Nationally, more than 30 people on the waitlist are Black. Another 22,000 are Hispanic. Nearly 10,000 are Asian/Pacific Islander. About 1,000 are Indigenous, and more than 1,200 identify as multiracial.
“The majority of Nevadans waiting on a transplant are from the multi-ethnic communities, too,” said Janice Whaley, the CEO of organ procurement organization Donor Network West. “They’re people of color—13.7% of Nevadans waiting are Black; 25% of Nevadans waiting are Hispanic; 15.5% are Asian Pacific Islanders; .6% are American Indian, and 1.9% of Nevadans waiting are just multi-racial. I think there are currently over 600 people waiting, and, obviously, the majority are from multi-ethnic communities.”
Whaley called the waiting list and its composition daunting. She said it’s why the month of August has been deemed National Multiethnic Donation Awareness Month. Its purpose is to encourage people from minority backgrounds to become donors—and to raise awareness of the disparities in who’s on the list and who’s receiving organs.
She said those involved in organ procurement and transplantation organizations have in recent years begun looking at the process that allows people to get on the waiting list to see if there are inequities for people from minority backgrounds—things like having the right support system and ability to pay for and receive follow-up care.
“Is it biased toward a particular community?” is one question, Whaley said. “If you’re identifying if they have a support system—and in some minority communities the support system does not look like that of maybe the Caucasian community–how do we make sure that we don’t use that to unintentionally disallow someone to be put on the list? So, how we question patients, how we identify how they can be cared for after, needs to be equal across the board. And right now, there’s some biases that I think the transplant community is looking at to ensure it doesn’t prevent people from that type of access.”
While it’s not necessary that donors and recipients of organs be from the same racial background, Whaley said there is some evidence it can be beneficial.
“It is true that organs are based on a sense of emergency and blood-type matching,” she said. “But there are also studies out there specific to kidney transplantation that say that if I needed a kidney, my chance of the graft, the kidney, functioning in my body is better if I get a donor who is of my … race. There are a lot of studies out there that are looking at that.”
Myths persist about organ donation
Whaley said an important goal for the month is dispelling misinformation about donations that are prevalent among all communities, including minority communities.
One misconception is that emergency responders and medical professionals will not work as hard to save the life of a known organ donor. This is entirely false, she said, adding that doing everything in their power to save the lives of organ donors is necessary to keep the person’s donatable organs in good enough condition to be transplanted.
“This month is dedicated to trying to dispel myths and misconceptions about donation and really place some emphasis on, ‘Hey, people who look like you are also waiting on the list,’” she said.

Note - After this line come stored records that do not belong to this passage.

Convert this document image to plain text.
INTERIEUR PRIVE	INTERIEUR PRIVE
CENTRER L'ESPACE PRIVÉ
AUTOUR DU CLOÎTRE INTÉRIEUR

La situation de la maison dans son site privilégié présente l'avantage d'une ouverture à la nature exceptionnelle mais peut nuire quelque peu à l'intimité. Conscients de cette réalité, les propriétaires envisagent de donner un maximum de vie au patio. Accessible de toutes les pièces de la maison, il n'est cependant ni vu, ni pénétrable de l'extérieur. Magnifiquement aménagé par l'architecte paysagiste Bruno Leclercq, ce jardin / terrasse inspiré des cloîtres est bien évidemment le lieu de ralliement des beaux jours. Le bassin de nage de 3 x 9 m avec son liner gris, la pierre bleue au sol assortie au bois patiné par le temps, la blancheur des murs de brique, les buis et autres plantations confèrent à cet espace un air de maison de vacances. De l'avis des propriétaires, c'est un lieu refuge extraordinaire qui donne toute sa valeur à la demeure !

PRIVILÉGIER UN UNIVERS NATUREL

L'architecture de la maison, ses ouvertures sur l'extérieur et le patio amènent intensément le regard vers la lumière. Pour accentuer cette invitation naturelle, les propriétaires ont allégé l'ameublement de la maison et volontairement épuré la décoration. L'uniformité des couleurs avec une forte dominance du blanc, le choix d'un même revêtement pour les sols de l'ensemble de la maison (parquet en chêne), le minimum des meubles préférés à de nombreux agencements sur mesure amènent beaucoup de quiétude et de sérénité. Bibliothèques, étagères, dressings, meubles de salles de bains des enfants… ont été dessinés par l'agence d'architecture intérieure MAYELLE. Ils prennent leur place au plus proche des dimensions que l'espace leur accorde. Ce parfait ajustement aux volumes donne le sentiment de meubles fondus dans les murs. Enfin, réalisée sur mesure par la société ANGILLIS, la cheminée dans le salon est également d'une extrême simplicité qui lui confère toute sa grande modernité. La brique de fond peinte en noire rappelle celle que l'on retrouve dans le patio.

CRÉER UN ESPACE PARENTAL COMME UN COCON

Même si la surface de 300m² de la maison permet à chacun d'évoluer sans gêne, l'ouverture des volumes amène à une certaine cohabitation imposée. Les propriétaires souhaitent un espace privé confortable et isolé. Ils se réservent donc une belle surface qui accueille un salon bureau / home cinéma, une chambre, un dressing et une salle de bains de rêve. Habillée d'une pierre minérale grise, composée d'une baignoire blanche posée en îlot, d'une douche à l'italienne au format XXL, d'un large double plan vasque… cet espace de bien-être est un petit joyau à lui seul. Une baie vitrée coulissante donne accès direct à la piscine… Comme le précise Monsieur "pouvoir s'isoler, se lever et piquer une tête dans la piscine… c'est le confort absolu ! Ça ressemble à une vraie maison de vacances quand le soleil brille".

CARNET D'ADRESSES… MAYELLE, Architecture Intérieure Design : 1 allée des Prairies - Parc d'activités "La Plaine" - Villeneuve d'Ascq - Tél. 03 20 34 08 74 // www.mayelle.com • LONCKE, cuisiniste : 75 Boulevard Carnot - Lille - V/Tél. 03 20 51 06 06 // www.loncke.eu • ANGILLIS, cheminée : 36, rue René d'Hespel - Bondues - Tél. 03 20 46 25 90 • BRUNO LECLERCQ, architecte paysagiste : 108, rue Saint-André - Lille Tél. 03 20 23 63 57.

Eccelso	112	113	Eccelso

Another problem, according to Whaley, is that many people decide for themselves that they’re not eligible to donate organs based upon their health conditions or lifestyle choices like drinking and smoking.
“Regardless of your age or your health, what we ask people to do is still register to be a donor because science has done some amazing things,” she said.
People can register to be a donor at the local Department of Motor Vehicles or DonorNetworkWest.org. Whaley recommends telling your family and friends about your decision to ensure it will be respected should something happen to you.
“We always envision a day where everyone has the opportunity to donate, and everyone who needs a transplant gets one,” she said. “It goes back to the human responsibility to give that gift of life. We’re hoping that message is going to resonate through our educational efforts.”
Hoping for a second chance
For 23-year-old Renoite Itzel Ponce-Gomez, the message has resonated. She’s both a registered organ donor and awaiting a kidney transplant.
For the past six years, she’s been on dialysis treatments to keep her kidneys functioning as Lupus attacks them. Ponce-Gomez was diagnosed with Lupus at age 12 and has been on the waiting list for a kidney for the past eight years.
“I feel like not a lot of people are well informed about organ donation and are afraid of all the myths they hear about being registered as an organ donor. I personally myself was until I started dialysis and became an ambassador with Donor Network West,” she said.
She added that being on the waiting list provides hope for people to get a second chance at life.
“I pray every day that I get that phone call that they have a matching kidney for me,” Ponce-Gomez said. “But, until then, I depend on dialysis to keep me alive. I want everyone to know that by saying yes to donation, one person can save up to seven lives. You never know if one day you or a family member may need an organ transplant.”